Gaining market share in China

Thus all the exporting countries in the world except the US are enjoying increased sales to the second-largest economy. Canada is such a beneficiary. China’s import of agricultural products from Canada has increased by 63% while the US suffered a drop of 70%. A joke going around is that all the Maine lobsters are migrating north to be sold as Canadian lobsters for the Chinese dinner table at a lower price than ever.

More than half of China’s exports to the US are either made by American corporations in China or by contract manufacturers for American companies. The import duty being collected (Trump’s so-called “free money”) by the Treasury is paid by the American consumer and/or shows up as additional costs for US companies.

On the one hand, Trump can’t get enough of the free money. On the other, he’s holding off on the next levy of tariffs because it would be too close to the Christmas season and would hurt the American consumer. Another clear example of contradiction emanating from an economic ignoramus.

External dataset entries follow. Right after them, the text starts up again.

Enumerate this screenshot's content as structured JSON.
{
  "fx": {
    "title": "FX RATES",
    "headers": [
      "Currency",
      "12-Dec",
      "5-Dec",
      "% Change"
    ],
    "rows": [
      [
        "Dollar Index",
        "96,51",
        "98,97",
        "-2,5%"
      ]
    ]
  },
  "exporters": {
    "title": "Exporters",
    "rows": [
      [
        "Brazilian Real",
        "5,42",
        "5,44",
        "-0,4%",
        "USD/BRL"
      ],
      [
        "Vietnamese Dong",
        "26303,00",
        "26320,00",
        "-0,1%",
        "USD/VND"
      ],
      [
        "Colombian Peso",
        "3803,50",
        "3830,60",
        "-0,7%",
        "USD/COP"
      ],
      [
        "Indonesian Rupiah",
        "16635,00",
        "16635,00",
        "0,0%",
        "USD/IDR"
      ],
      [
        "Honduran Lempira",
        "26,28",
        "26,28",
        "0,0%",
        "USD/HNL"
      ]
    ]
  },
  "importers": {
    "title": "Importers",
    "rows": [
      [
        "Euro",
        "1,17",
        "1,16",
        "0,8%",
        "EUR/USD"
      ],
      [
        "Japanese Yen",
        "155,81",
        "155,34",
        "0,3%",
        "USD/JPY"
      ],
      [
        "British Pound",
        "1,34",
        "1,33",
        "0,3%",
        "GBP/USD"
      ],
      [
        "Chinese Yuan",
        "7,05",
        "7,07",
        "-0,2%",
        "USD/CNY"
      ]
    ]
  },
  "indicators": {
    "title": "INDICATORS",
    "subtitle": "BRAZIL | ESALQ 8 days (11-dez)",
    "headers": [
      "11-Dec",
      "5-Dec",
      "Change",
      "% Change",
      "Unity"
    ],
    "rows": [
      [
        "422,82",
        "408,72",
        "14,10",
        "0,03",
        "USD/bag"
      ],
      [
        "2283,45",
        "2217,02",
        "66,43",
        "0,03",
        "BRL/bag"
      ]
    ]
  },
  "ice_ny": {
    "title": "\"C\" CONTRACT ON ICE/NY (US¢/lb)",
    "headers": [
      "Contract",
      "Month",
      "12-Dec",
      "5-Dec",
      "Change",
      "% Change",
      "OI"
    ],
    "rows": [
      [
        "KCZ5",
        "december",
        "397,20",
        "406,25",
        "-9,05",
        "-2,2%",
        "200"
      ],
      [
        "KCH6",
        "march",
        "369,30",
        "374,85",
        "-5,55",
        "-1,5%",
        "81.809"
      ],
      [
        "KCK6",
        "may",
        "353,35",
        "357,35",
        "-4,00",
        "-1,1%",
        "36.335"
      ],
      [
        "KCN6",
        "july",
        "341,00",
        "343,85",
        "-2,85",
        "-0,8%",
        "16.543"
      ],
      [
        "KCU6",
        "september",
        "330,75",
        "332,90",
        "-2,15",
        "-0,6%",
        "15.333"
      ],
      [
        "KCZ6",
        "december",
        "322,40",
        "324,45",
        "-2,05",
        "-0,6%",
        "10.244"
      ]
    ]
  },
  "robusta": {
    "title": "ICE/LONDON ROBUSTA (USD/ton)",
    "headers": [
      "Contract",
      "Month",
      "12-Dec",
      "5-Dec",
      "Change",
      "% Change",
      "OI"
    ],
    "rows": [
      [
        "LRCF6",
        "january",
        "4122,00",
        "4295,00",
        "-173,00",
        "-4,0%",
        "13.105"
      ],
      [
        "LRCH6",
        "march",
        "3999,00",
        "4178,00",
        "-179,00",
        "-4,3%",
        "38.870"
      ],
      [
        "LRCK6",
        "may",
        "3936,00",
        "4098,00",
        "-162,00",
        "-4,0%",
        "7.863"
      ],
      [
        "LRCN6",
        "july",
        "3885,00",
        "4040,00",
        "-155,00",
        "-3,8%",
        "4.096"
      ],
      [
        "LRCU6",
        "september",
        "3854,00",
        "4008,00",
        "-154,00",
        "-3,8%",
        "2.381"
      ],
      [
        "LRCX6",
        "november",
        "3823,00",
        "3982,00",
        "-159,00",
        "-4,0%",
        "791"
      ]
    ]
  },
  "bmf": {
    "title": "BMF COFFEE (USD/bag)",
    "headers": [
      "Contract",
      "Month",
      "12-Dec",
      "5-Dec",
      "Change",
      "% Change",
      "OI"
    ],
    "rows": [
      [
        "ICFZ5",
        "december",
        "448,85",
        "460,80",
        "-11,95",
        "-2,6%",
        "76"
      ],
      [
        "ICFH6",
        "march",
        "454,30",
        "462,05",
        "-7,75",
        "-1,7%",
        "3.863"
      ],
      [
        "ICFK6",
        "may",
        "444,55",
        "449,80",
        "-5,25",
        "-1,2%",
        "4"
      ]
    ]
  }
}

A way to avoid US tariffs on a Chinese product is to make it elsewhere. A popular destination for such a move is Vietnam. True, China would lose the jobs to Vietnam, but the ownership of the business would remain in Chinese hands. Such changes in manufacturing locations have been very popular, to the point that Vietnam is now enjoying the kind of trade surplus that raises Trump’s ire.

Navarro was wrong

Contrary to the original thinking by people such as Peter Navarro, only about 3% of American manufacturing has actually returned to the US as a consequence of the tariffs on imports from China. The trade war has led to an expected lose-lose outcome, but it would appear that China has managed to contain the damage far better than the US.

Somebody needs to teach Trump the economic principle of comparative advantage and the benefit of world trade. Unfortunately, it will not be Navarro, Larry Kudlow, John Bolton or anyone else in his inner circle. None care to tell the boss what the boss doesn’t want to hear.

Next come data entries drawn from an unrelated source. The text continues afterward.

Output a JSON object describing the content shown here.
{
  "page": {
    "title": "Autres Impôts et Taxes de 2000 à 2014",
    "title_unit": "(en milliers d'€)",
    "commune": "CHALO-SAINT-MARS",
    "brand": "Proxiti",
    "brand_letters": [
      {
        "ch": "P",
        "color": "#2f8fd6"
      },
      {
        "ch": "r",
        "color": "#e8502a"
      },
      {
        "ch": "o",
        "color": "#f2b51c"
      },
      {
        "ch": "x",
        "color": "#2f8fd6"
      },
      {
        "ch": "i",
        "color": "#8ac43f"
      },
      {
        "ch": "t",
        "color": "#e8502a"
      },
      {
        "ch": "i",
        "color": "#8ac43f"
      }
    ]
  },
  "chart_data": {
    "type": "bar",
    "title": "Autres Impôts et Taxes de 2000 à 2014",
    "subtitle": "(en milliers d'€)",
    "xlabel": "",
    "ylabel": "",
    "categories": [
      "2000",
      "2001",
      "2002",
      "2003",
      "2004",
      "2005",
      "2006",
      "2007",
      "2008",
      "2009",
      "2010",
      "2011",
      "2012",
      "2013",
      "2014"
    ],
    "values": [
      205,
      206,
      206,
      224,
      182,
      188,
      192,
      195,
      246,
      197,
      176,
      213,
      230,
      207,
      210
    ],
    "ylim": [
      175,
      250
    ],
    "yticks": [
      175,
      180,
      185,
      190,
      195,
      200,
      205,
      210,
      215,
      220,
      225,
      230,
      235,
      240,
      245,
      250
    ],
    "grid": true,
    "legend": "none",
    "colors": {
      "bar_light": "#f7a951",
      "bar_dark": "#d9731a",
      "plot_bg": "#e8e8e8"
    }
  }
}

In fact, the foreign ministers of China, Japan and South Korea would be able to give Trump the tutorial in economics that he badly needs. They are currently meeting in Beijing to promote economic cooperation and safeguard free trade. Specifically mentioned in the agenda is to strengthen cooperation on big data, artificial intelligence and fifth-generation wireless technology (5G). The very same areas where the Trump administration fears competition from China.

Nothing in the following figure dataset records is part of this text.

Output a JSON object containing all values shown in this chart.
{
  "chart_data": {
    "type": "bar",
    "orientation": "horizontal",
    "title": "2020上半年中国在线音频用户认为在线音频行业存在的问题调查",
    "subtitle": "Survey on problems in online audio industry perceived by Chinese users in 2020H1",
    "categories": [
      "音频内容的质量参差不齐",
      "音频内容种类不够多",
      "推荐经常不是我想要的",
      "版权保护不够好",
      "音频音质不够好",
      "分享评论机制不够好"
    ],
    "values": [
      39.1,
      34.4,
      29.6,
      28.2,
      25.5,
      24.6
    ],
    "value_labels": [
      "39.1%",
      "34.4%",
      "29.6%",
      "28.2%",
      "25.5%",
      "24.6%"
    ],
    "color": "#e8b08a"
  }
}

That three Asia powers with quite disparate domestic and global agendas can meet to discuss cooperation on matters of common interest would suggest that these foreign ministers could also give Trump lessons on international relations and diplomacy.

The Wall Street Journal on August 20 ran an opinion piece titled “Trump is losing the trade war with China.” The author, an economist and professor at Harvard University’s Kennedy School of Government, suggested that the US could more effectively deal with China by forming coalitions with other countries. (The author neglected to point out that such coalitions are virtually impossible given Trump’s go-it-alone approach.) For an economist writing in the Journal to declare that Trump is losing the trade war has to be disconcerting for the Trump administration.

Trump believes that the prospects of his re-election are tied to the stock market. Since stock-market declines generally lead actual recessions by about six to nine months, the timing of the market drop associated with a looming recession could be quite damaging to Trump’s re-election chances. Despite his bravado, members of his team such as Kudlow and Navarro have been scurrying around the media circuit talking up the economy and denying any signs of economic slowdown.

When things go wrong, somebody in the White House gets fired. When it becomes obvious that the trade war is not turning out as expected, and the stock market does tumble, someone will have to walk the plank. Most likely that will be Navarro. He sold Trump on taking on China and convinced him that a trade war was easy to win.